众官立刻离席,包括空靖与豫尧,朝炎麟剑叩首跪拜,头紧紧贴在地面的这些官员惶恐不安,尤其是刚才应和着斥责婕蓝的那几位,吓得汗水从额头滚落而下,那瑟抖的肩头仿佛秋风中摇晃的花瓶,等待着碎裂的命运。
那城主见自己的臣子都臣服在擎战之下,虽胸有怒气,却不敢再发一语,他也离开宝座,对着炎麟剑微俯作礼,算是表达对王城的敬意。
擎战傲然地看着跪拜在自己面前的这些官员,嘴角又扬起一丝笑容,他回首看着骇异的婕蓝,而她的目光却也正看着他,那种惊诧、感激与愧疚的眸子像散发着一种神秘的气息,激起了他的怜爱之意。擎战淡淡一笑,未言语什么,对着众官放下炎麟剑,“诸位大人都请起吧!”
这些官员颤抖着站了起来,退回自己的席位前。擎战将剑归回婕蓝手中,也席地而坐,他长袖一拂,径自倒了杯酒,悠闲地品了起来,好似刚才那场与众臣辨舌之争从未发生过一般。
豫尧大人离开席位朝擎战拱身行礼,“愚臣等众未辨圣音,以致在少君面前失礼,实是无心之失,但我赤燕城对王城恭敬至胜,绝无半点谋逆之心。”
“豫尧大人为我请命,辨明曲直,又何来愚臣之理,此事就此不提,不过我倒有另一件事需城主应诺,那么方才之事我也便不再追究。”擎战头也不抬地对城主说着,那傲然之气仿佛与生俱来的一般,总让人有种屈服之感。
“且说来听听!”经过炎麟剑一事之后,或许城主自认理亏,虽然仍胸溢怒气,但语气上却还是软了下来。
“我来赤燕城时带有一坐骑,想来是我对它未曾驯教严厉,也不知跑到这城殿中何处去了?我听说方才城殿中因一头妖兽而引起慌乱,虽不愿想便是我那坐骑惹出的祸端,但事是如此的话我必将好好训教他一番。”

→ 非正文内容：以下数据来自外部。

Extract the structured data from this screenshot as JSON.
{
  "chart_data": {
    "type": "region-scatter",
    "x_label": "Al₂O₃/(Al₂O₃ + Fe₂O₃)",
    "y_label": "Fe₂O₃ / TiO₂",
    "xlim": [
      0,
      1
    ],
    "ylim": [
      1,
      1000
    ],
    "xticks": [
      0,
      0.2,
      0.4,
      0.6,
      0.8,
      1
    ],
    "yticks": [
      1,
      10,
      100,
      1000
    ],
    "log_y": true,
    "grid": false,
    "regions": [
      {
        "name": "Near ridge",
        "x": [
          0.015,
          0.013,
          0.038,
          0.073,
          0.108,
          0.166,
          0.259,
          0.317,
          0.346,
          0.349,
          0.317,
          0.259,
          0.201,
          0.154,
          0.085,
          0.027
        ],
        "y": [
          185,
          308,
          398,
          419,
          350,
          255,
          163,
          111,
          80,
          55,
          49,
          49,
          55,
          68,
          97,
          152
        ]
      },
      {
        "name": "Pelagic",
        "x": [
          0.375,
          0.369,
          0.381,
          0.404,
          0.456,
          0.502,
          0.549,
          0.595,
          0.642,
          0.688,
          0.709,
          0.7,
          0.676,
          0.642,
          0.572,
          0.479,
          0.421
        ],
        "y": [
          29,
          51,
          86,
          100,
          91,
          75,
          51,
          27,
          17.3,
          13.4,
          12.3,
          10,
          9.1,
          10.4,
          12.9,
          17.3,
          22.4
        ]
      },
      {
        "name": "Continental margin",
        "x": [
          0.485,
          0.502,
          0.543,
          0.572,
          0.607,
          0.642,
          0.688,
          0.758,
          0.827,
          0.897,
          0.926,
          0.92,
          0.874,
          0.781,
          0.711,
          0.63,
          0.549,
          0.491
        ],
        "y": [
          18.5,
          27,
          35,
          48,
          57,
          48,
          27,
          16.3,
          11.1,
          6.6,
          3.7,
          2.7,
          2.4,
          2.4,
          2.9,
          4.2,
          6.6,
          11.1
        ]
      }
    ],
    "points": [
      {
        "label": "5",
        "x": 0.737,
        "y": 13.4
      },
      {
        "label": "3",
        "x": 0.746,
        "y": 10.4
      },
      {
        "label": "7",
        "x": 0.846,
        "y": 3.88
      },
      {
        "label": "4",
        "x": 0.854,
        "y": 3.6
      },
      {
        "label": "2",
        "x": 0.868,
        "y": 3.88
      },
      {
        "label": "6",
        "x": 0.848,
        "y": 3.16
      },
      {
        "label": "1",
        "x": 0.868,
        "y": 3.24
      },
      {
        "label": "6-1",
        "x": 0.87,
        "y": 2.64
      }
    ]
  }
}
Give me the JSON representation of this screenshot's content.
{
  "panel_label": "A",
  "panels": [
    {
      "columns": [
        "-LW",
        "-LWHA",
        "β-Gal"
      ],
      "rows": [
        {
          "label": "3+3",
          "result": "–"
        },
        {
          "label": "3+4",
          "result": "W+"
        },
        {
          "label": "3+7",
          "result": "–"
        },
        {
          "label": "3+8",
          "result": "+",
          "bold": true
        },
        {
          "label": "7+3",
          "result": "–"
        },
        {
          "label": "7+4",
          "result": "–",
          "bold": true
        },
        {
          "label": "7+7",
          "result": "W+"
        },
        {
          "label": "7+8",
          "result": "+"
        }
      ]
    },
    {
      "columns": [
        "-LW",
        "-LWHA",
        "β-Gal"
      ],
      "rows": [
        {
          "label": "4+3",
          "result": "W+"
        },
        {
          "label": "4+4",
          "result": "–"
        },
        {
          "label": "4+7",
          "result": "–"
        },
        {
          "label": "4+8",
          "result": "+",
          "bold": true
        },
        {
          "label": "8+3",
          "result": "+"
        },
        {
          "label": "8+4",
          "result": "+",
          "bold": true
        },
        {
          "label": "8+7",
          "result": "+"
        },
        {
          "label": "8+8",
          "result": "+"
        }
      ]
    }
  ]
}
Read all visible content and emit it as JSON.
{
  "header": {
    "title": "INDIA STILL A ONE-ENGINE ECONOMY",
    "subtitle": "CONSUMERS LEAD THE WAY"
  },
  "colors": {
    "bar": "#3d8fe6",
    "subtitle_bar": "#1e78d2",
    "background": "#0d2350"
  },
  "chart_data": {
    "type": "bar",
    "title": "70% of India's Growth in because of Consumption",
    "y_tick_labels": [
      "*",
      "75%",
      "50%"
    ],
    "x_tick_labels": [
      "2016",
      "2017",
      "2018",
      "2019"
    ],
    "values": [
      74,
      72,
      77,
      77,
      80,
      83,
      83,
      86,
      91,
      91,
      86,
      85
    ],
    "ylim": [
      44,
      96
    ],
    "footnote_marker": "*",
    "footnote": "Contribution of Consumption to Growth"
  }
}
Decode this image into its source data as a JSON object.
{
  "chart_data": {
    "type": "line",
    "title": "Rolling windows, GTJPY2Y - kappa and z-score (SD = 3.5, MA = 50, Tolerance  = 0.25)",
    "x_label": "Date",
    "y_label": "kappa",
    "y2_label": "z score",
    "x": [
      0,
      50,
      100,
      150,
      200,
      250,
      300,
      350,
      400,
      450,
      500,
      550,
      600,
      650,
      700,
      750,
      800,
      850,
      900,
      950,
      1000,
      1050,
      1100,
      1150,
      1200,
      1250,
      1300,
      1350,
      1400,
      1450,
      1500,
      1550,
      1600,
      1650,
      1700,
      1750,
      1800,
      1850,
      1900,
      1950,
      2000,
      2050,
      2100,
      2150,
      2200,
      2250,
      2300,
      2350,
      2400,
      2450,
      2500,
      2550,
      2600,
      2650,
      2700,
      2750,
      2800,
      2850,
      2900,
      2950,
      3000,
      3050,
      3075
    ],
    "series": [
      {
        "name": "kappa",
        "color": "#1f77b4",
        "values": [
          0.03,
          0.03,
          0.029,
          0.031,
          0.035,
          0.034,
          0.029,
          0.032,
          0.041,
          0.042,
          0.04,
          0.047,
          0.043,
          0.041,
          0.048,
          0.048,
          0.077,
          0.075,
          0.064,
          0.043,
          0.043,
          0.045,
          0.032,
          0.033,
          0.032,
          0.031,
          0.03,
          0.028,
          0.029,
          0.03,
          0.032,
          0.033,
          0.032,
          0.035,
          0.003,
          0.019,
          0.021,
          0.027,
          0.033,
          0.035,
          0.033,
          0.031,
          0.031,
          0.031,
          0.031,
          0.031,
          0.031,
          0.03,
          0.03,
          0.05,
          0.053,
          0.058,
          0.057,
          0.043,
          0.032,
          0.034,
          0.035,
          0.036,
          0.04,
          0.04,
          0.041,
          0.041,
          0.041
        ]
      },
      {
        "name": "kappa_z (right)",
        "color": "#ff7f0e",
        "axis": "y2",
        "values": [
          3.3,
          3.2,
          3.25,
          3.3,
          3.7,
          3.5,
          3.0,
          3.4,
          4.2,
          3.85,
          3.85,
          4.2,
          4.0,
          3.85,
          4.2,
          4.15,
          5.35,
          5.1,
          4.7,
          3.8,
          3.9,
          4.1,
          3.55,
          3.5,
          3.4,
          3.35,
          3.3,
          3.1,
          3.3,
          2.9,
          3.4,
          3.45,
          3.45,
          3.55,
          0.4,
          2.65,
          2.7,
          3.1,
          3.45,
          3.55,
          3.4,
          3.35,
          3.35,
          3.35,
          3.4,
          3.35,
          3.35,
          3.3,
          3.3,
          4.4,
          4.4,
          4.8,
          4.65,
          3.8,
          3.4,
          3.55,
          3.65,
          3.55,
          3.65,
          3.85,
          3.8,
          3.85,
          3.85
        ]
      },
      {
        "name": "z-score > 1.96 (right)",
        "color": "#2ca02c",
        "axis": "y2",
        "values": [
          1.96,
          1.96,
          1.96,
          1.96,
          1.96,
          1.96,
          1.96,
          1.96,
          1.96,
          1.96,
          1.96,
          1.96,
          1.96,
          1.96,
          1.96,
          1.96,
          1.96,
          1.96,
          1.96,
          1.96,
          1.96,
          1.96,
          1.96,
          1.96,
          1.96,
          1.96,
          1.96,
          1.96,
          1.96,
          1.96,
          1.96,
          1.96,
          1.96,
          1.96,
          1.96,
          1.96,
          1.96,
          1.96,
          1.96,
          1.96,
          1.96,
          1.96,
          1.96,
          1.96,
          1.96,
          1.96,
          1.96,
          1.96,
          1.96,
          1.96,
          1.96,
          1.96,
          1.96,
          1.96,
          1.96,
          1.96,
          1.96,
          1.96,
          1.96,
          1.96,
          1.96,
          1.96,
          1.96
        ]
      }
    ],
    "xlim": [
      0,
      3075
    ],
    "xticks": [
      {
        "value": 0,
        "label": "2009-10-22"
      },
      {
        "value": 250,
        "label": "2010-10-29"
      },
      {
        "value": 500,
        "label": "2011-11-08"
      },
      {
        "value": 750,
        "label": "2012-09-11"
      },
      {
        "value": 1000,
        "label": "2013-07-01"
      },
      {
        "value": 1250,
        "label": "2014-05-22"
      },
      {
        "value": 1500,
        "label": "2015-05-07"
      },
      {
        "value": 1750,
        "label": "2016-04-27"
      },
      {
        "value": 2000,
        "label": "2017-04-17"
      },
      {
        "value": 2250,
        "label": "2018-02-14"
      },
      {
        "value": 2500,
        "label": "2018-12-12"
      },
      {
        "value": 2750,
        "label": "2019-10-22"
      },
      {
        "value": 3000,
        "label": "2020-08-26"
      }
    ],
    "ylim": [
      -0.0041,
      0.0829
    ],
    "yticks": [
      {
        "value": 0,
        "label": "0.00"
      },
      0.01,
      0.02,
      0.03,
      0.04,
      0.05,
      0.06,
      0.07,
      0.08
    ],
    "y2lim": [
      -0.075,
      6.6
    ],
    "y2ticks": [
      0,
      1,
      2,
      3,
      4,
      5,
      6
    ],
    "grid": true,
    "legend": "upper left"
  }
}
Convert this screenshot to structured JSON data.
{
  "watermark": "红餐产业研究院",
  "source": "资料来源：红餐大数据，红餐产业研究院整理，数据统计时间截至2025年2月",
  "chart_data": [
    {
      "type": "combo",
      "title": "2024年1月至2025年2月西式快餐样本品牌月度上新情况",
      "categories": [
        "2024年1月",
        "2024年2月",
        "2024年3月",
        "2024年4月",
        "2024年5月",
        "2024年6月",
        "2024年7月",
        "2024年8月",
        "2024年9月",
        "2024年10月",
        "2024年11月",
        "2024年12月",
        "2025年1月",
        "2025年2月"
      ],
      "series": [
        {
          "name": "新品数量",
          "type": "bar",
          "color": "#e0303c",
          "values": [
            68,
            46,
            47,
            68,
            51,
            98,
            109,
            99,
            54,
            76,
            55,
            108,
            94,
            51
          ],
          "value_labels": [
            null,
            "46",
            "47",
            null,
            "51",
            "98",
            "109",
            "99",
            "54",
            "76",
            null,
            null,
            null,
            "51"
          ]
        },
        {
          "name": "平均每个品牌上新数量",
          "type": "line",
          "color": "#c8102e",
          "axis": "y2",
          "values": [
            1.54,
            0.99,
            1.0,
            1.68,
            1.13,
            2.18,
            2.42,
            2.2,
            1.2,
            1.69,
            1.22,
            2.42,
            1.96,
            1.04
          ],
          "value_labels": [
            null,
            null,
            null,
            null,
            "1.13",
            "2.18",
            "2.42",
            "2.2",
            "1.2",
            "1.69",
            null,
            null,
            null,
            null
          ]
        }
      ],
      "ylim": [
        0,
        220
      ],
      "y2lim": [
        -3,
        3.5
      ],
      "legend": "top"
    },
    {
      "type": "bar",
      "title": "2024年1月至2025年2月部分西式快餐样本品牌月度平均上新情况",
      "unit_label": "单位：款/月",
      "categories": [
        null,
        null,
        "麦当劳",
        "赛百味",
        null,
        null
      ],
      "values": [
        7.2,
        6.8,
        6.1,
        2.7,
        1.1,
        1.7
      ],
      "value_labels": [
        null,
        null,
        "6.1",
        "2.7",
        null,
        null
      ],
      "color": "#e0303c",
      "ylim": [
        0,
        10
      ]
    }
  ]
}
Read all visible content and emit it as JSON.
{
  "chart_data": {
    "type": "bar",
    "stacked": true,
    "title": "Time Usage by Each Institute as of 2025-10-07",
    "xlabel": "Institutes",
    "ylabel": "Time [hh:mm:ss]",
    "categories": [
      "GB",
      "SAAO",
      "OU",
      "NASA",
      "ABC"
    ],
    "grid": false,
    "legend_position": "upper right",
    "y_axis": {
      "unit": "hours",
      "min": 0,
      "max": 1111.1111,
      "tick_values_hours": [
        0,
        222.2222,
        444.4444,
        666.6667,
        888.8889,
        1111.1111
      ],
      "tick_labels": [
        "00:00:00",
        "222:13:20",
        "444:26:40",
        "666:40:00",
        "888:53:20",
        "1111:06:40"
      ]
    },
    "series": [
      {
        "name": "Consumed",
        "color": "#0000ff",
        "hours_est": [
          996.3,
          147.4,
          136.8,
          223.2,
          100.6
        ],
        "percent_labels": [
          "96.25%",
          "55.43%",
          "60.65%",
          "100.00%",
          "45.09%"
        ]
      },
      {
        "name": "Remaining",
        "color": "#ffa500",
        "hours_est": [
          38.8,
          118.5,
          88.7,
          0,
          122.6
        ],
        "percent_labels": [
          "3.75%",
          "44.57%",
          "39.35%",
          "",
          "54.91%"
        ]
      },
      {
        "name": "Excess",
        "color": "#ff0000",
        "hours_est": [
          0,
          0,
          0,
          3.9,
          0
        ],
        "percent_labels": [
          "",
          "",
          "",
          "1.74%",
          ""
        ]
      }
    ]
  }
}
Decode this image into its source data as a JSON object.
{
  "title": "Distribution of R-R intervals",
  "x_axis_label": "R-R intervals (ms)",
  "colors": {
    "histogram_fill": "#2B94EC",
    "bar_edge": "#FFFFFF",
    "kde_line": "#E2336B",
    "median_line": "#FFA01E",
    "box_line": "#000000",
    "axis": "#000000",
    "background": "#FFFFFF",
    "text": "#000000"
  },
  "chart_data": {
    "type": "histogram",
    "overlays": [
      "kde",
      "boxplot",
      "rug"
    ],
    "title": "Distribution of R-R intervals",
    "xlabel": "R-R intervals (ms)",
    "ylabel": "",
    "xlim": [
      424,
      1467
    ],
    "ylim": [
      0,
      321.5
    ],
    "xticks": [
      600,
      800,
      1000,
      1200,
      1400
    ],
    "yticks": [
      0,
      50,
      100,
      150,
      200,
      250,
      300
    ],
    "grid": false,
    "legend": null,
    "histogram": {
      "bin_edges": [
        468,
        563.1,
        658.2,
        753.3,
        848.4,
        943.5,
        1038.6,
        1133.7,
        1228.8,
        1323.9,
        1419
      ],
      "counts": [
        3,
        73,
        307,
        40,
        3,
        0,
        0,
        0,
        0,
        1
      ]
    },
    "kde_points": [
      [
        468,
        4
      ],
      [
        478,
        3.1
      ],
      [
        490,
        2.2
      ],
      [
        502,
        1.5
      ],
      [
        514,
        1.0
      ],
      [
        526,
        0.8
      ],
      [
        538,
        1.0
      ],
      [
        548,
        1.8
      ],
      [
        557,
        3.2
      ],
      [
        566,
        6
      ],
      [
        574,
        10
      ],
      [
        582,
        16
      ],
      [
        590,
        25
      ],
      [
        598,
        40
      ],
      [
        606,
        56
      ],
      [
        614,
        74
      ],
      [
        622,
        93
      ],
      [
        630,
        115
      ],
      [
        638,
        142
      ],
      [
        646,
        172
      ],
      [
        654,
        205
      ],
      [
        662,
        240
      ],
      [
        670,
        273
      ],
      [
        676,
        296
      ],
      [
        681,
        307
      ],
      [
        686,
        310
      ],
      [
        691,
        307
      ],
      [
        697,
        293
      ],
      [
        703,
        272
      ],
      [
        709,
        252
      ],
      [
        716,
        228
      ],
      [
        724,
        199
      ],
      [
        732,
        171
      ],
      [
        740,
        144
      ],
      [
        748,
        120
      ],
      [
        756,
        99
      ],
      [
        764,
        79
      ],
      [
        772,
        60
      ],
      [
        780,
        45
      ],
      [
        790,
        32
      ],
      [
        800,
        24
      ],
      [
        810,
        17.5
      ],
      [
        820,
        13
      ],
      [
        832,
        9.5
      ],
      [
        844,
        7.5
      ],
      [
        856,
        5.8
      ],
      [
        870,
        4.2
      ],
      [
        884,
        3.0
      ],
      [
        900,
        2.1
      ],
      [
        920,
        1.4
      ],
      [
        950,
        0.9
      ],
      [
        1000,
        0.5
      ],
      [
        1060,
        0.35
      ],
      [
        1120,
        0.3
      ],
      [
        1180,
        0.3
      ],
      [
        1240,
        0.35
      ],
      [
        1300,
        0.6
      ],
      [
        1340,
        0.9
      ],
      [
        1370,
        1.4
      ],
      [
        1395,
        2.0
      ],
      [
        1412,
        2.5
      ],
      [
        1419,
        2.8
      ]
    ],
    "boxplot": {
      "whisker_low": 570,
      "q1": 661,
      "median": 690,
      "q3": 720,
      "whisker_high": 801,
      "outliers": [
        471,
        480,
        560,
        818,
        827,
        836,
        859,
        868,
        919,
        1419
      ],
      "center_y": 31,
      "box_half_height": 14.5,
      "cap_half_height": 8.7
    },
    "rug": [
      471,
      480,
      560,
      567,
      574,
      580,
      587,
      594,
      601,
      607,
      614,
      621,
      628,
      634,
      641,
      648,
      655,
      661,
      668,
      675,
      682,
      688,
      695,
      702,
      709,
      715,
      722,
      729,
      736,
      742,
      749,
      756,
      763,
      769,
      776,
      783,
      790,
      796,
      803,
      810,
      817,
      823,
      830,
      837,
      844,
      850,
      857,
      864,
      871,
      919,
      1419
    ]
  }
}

少君的坐骑被护卫军拿下?众臣又是一阵慌乱,方才之事本已惹恼他,而现今又出这事,那岂不跟王城结下深仇。
“麓由统领!”城主声色严厉。
一位仍身着戎装的从阁外走了进来,他腰挂长剑,面目肃然,显然便是方才捉拿婕蓝和黑猪的那位统领,他单膝跪地,道:“臣在!”
“你今晚是否捉拿了一头异兽?”
统领沉默片刻,道:“确有此事!”
“既是如此,你作为亲卫军统领,却连敌友都分不清,留你何用?押入‘禁卫监’,等候处决!”
婕蓝一阵惊骇,她实在想不到,这个所谓的城主,居然会如此轻率地处决人性命,并且这统领捉拿自己和龙奕,实是尽忠职守,而自己也确实是擅闯城殿的人,如果他被处决的话,那么却不就是因我而死了吗?
“带下去!”
“等等!”婕蓝连自己都无法想象,这声音是来自她自己,当她意识到的时候,反而开始怯弱害怕起来,因为殿阁中所有大臣的目光都投向了她,就连擎战也回转过头来,半眯缝着眼,依然饶有兴趣地看着她,仿佛在看着一场即将上演的好戏。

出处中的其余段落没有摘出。